Quoting from Leung et al, Annual Review of Public Health 18: 83-104, 1997:
Censoring occurs when incomplete information is available about the survival time of some individuals.
So ask yourself: what does survival time mean in this study, and is that information incomplete about some individuals?
If survival time is being defined for an individual as the time between recruitment into the study and the time of an event, then any case (defined in your study as having had an event) clearly has complete information about survival time and should not be considered censored.

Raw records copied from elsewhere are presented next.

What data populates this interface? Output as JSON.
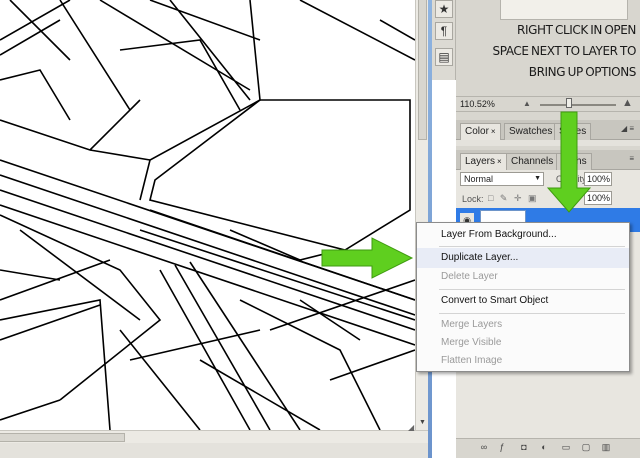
{
  "instruction": {
    "lines": [
      "RIGHT CLICK IN OPEN",
      "SPACE NEXT TO LAYER TO",
      "BRING UP OPTIONS"
    ]
  },
  "tools": {
    "top_glyph": "★",
    "paragraph_glyph": "¶",
    "panel_glyph": "▤"
  },
  "navigator": {
    "zoom": "110.52%"
  },
  "color_panel": {
    "tabs": [
      "Color",
      "Swatches",
      "Styles"
    ],
    "close_glyph": "×"
  },
  "layers_panel": {
    "tabs": [
      "Layers",
      "Channels",
      "Paths"
    ],
    "close_glyph": "×",
    "blend_mode": "Normal",
    "opacity_label": "Opacity:",
    "opacity": "100%",
    "lock_label": "Lock:",
    "lock_glyphs": "□ ✎ ✛ ▣",
    "fill": "100%"
  },
  "context_menu": {
    "items": [
      {
        "label": "Layer From Background...",
        "enabled": true
      },
      {
        "label": "Duplicate Layer...",
        "enabled": true
      },
      {
        "label": "Delete Layer",
        "enabled": false
      },
      {
        "label": "Convert to Smart Object",
        "enabled": true
      },
      {
        "label": "Merge Layers",
        "enabled": false
      },
      {
        "label": "Merge Visible",
        "enabled": false
      },
      {
        "label": "Flatten Image",
        "enabled": false
      }
    ]
  },
  "colors": {
    "arrow": "#5fcf1f",
    "layer_highlight": "#2f7be6"
  }
}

It's possible, however, for a study to be interested in some starting time for survival before recruitment into the study. For example, Therneau and Grambsch (page 75) describe a study at a tertiary referral center, for which survival was calculated from the date of original diagnosis. If an individual's diagnosis was made elsewhere before entry into the study at the referral center, then that individual was not at risk for an observable death until entry into the study, and the survival time would be considered left truncated at the time of study entry. If survival time is calculated from some unknown time before study entry, the survival time is left censored. This paper describes some of the issues that arise in these cases.
Whether controls are considered censored depends on their follow-up. Provided that survival time is calculated from study-entry date (putting aside the possibility of left censoring or truncation), if any control individual is followed until the time of an event, then that individual's survival time is by definition not censored. If the event hasn't happened by the time of last follow-up for some individual, then that individual's survival time is right censored at the last follow-up time. So if you do an early analysis of the data most or all controls might have right-censored survival times, but at later analysis times (assuming follow-up continues) some of those might have defined event times.